Likely you will need to run this configure script multiple times, installing missing packages along the way. If you're not on Ubuntu like me, you might need to do some tactical googling along the way to discover the alternate package names.

after fiddling, you can compile.

make

Creating the toolchain

you can see the help menu by entering:

./ct-ng help

we want to use the cortex a8 sample since that will remove much of the configuring we might need to do. you can see all the samples with:

./ct-ng list-samples

we like the a8 one, so:

./ct-ng arm-cortex_a8-linux-gnueabi

ok, now let's enter the menu and configure our toolchain

./ct-ng menuconfig

the menu should look something like this:

Configure the toolchain as follows (excerpt from embedded-linux-bbb-labs.pdf):

In Path and misc options:

• Change Maximum log level to see to DEBUG (look for LOG_DEBUG in the interface, using the / key) so that we can have more details on what happened during the build in case something went wrong.

In Target options:

• Set Use specific FPU (ARCH_FPU) to vfpv3.

• Set Floating point to hardware (FPU).

In Toolchain options:

• Set Tuple's vendor string (TARGET_VENDOR) to training.

• Set Tuple's alias (TARGET_ALIAS) to arm-linux.

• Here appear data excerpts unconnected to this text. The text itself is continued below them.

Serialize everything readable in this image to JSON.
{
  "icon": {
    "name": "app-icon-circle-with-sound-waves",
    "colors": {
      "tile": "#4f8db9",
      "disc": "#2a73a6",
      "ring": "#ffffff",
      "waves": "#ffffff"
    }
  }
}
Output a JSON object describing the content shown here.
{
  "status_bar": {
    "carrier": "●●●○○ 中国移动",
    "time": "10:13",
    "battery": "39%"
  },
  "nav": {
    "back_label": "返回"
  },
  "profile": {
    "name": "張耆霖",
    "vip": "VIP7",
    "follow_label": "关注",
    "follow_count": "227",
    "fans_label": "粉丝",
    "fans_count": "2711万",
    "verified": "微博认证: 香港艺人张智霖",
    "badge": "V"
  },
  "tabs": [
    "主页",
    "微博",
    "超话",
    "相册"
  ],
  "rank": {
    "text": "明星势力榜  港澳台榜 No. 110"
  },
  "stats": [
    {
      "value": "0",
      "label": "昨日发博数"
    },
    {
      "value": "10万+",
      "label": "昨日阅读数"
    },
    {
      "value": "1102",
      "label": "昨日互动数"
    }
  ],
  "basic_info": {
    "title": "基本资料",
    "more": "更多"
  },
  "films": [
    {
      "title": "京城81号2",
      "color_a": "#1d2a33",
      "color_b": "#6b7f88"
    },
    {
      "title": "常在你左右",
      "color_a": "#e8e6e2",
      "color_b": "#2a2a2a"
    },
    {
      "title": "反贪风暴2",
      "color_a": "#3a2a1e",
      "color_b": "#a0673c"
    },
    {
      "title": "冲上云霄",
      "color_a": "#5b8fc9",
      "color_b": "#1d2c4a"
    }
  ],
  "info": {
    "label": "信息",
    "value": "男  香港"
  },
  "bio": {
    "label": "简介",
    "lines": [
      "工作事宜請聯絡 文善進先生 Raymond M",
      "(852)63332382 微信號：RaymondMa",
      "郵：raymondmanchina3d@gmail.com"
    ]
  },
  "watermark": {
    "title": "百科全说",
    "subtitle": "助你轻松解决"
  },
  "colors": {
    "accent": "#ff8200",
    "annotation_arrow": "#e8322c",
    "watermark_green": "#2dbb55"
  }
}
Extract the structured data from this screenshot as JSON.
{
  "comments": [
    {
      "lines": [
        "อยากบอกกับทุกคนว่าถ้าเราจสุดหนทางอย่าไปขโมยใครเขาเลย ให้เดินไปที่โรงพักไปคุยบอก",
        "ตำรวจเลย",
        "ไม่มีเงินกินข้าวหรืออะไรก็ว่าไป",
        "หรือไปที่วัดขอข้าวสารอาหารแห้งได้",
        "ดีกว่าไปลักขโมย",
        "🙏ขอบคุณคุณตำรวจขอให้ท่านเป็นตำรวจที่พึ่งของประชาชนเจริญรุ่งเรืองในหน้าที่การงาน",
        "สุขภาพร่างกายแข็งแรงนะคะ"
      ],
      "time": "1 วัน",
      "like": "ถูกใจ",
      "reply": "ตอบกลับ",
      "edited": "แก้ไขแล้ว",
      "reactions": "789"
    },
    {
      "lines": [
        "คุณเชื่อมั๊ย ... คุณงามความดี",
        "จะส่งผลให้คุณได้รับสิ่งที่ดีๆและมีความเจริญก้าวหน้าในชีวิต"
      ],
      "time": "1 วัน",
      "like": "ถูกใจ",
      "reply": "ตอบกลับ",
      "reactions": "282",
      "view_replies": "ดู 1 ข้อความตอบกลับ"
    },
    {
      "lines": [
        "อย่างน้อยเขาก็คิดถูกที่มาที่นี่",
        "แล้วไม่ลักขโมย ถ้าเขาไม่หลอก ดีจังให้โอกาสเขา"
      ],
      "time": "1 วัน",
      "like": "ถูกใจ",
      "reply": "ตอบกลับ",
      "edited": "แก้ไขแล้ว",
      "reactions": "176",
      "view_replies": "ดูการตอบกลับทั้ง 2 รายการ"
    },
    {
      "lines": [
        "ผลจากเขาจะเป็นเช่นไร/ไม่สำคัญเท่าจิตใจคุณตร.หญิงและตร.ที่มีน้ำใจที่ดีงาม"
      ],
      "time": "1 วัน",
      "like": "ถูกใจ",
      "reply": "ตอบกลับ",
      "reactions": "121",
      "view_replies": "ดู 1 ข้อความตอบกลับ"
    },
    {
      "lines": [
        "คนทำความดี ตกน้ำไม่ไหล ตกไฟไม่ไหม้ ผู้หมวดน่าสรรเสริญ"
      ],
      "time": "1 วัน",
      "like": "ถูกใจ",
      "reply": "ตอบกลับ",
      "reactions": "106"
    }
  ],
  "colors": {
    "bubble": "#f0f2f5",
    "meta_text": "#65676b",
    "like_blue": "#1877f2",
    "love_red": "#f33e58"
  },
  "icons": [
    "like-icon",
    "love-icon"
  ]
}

This way, we will be able to use the compiler as arm-linux-gcc instead of arm-training-linux-uclibcgnueabihf-gcc, which is much longer to type.

In Operating System:

• Set Version of linux to the 5.15.x version that is proposed. We choose this version because this matches the version of the kernel we will run on the board. At least, the version of the kernel headers are not more recent.

In C-library:

• If not set yet, set C library to uClibc-ng (LIBC_UCLIBC_NG)

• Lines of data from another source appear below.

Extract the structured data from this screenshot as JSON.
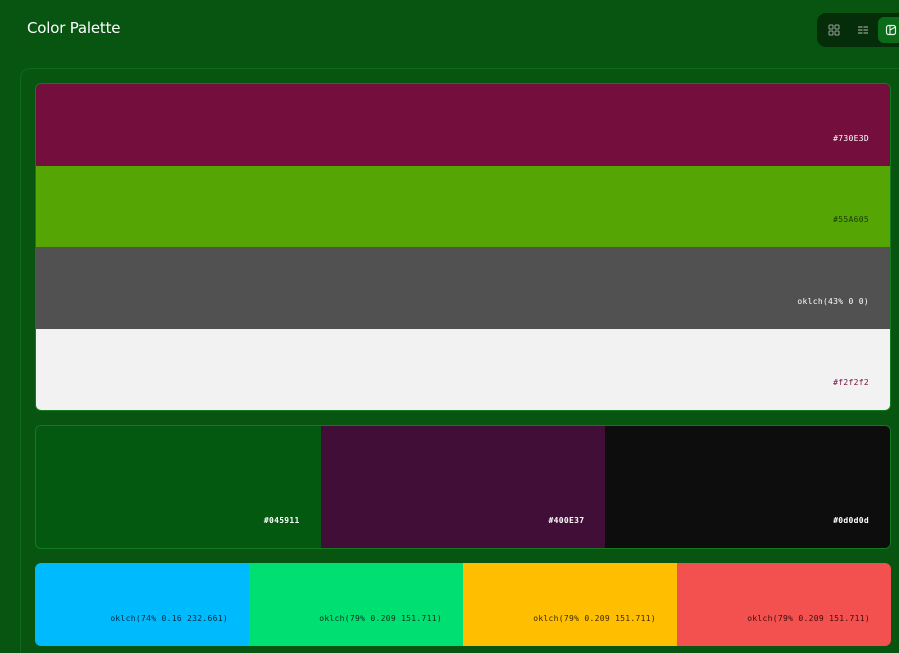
{
  "header": {
    "title": "Color Palette",
    "view_buttons": [
      {
        "icon": "grid-icon",
        "active": false
      },
      {
        "icon": "list-icon",
        "active": false
      },
      {
        "icon": "palette-icon",
        "active": true
      }
    ]
  },
  "palettes": [
    {
      "swatches": [
        {
          "label": "#730E3D",
          "bg": "#730E3D",
          "fg": "#ffffff"
        },
        {
          "label": "#55A605",
          "bg": "#55A605",
          "fg": "#1b3a02"
        },
        {
          "label": "oklch(43% 0 0)",
          "bg": "#515151",
          "fg": "#ffffff"
        },
        {
          "label": "#f2f2f2",
          "bg": "#f2f2f2",
          "fg": "#730E3D"
        }
      ]
    },
    {
      "swatches": [
        {
          "label": "#045911",
          "bg": "#045911",
          "fg": "#ffffff"
        },
        {
          "label": "#400E37",
          "bg": "#400E37",
          "fg": "#ffffff"
        },
        {
          "label": "#0d0d0d",
          "bg": "#0d0d0d",
          "fg": "#ffffff"
        }
      ]
    },
    {
      "swatches": [
        {
          "label": "oklch(74% 0.16 232.661)",
          "bg": "#00BAFE",
          "fg": "#04263a"
        },
        {
          "label": "oklch(79% 0.209 151.711)",
          "bg": "#00DF72",
          "fg": "#03331b"
        },
        {
          "label": "oklch(79% 0.209 151.711)",
          "bg": "#FFBE00",
          "fg": "#3a2b00"
        },
        {
          "label": "oklch(79% 0.209 151.711)",
          "bg": "#F2514F",
          "fg": "#3f0c0b"
        }
      ]
    }
  ]
}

• Keep the default version that is proposed

• If needed, enable Add support for IPv6 (LIBC_UCLIBC_IPV6)2 , Add support for WCHAR (LIBC_UCLIBC_WCHAR) and Support stack smashing protection (SSP) (LIBC_UCLIBC_HAS_ SSP)

In C compiler:

• Set Version of gcc to 11.3.0. We need to stick to gcc 11.x, as Buildroot 2022.02 which we are going to use later doesn’t support gcc 12.x toolchains yet: gcc 12.x was released after Buildroot 2022.02.

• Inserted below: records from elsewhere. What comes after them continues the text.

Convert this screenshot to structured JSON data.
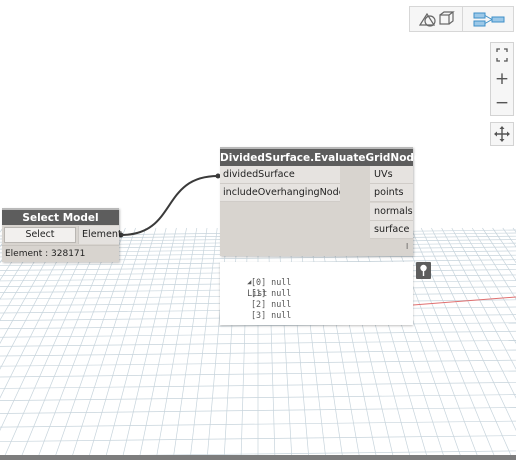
{
  "colors": {
    "node_header": "#5d5d5d",
    "node_body": "#d8d4cf",
    "grid_line": "#c7d4dc",
    "wire": "#3a3a3a",
    "axis_red": "#e07070"
  },
  "view_toggle": {
    "geometry_icon": "geometry-view-icon",
    "graph_icon": "graph-view-icon"
  },
  "zoom_toolbar": {
    "fit_icon": "zoom-to-fit-icon",
    "zoom_in_label": "+",
    "zoom_out_label": "−",
    "pan_icon": "pan-icon"
  },
  "select_node": {
    "title": "Select Model Element",
    "button_label": "Select",
    "output_port": "Element",
    "status": "Element : 328171"
  },
  "eval_node": {
    "title": "DividedSurface.EvaluateGridNodes",
    "inputs": [
      "dividedSurface",
      "includeOverhangingNodes"
    ],
    "outputs": [
      "UVs",
      "points",
      "normals",
      "surface"
    ],
    "lacing_marker": "l"
  },
  "preview": {
    "header": "List",
    "items": [
      "[0] null",
      "[1] null",
      "[2] null",
      "[3] null"
    ],
    "pin_icon": "pin-icon"
  }
}
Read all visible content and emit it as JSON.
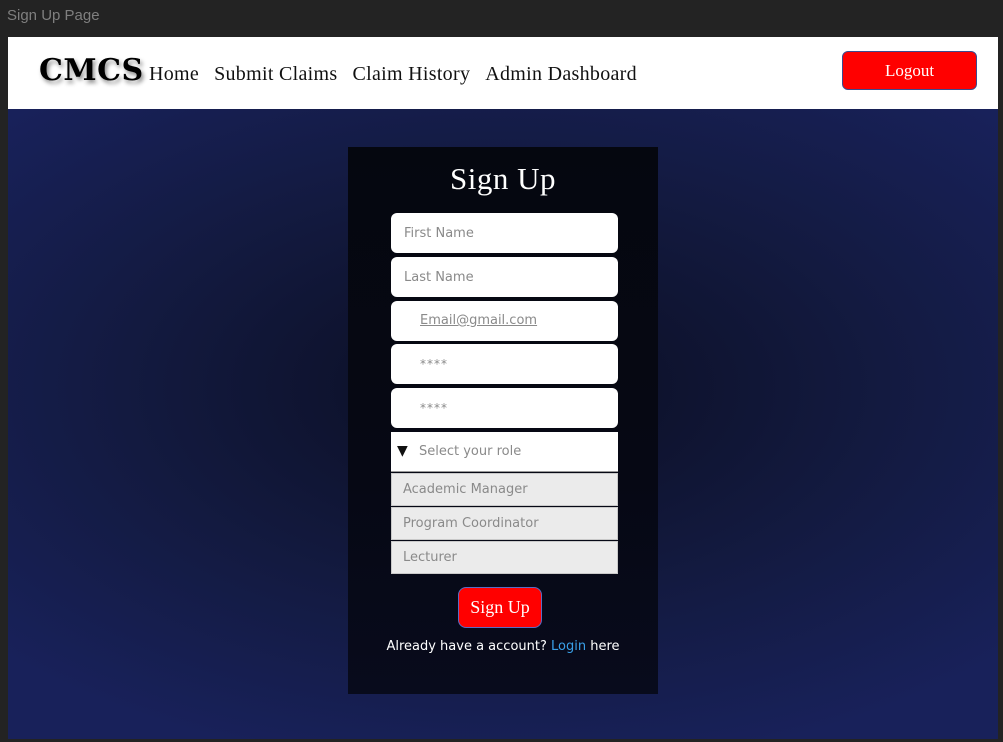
{
  "window": {
    "title": "Sign Up Page"
  },
  "navbar": {
    "brand": "CMCS",
    "links": [
      {
        "label": "Home"
      },
      {
        "label": "Submit Claims"
      },
      {
        "label": "Claim History"
      },
      {
        "label": "Admin Dashboard"
      }
    ],
    "logout_label": "Logout"
  },
  "form": {
    "title": "Sign Up",
    "first_name_placeholder": "First Name",
    "last_name_placeholder": "Last Name",
    "email_value": "Email@gmail.com",
    "password_value": "****",
    "confirm_password_value": "****",
    "role_placeholder": "Select your role",
    "role_arrow": "▼",
    "role_options": [
      {
        "label": "Academic Manager"
      },
      {
        "label": "Program Coordinator"
      },
      {
        "label": "Lecturer"
      }
    ],
    "submit_label": "Sign Up",
    "login_prompt_before": "Already have a account?",
    "login_link": "Login",
    "login_prompt_after": "here"
  },
  "colors": {
    "accent_red": "#ff0000",
    "link_blue": "#3aa0e8",
    "background_navy": "#18215a",
    "card_dark": "#05070f"
  }
}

• Make sure that C++ (CC_LANG_CXX) is enabled

In Debug facilities:

• Disable duma, gdb, ltrace. They will not be needed for the labs that will use this toolchain.

• Keep only strace (DEBUG_STRACE) enabled

now, we are ready to build the toolchain:

./ct-ng build

this may take a while, as we're building an entire arm compiler, linker, debugger, etc.

Now that it's built, you should add $HOME/x-tools/arm-training-linux-uclibcgnueabihf/bin to your PATH. My perfered way of doing this is modifying your ~/.profile file which should define your PATH.

Confirm that the toolchain works.

take this ultra-simple C file:

#include <stdlib.h>
#include <stdio.h>

int main (void)
{
    printf( "Hello world!\n" );
    return EXIT_SUCCESS;
}

Create a hello.c file, and put this as the contents.

try compiling with arm-linux-gcc -o hello hello.c

if you receive bash: arm-linux-gcc: command not found... you haven't added the compiler to your PATH properly.

otherwise, you should now see your compiled C file. Typically, you would run this file with ./hello, but you will receive bash: ./hello: cannot execute binary file: Exec format error. This is because we've now compiled this binary to ARM rather than X86, which is what we wanted!! :)

In order to test this, we'll need an arm VM. qemu is the obvious choice here. Go ahead and install it with sudo dnf install qemu-user if you are a fellow RHEL/Fedora user like yours truly. sudo apt install qemu-user will work if you use Ubuntu or a Debian-based distro.

Try running the binary with qemu-arm hello.

You will receive the error /lib/ld-uClibc.so.0: No such file or directory. This is because qemu is missing our C library, uClibc. This was compiled into an object file by our configuration with crosstool-NG. Tell qemu where to find it with qemu-arm -L ~/x-tools/arm-training-linux-uclibcgnueabihf/arm-training-linux-uclibcgnueabihf/sysroot hello

You should now see the classic: Hello world!

Congratulations! You've compiled your first ARM program with a toolchain you've created yourself!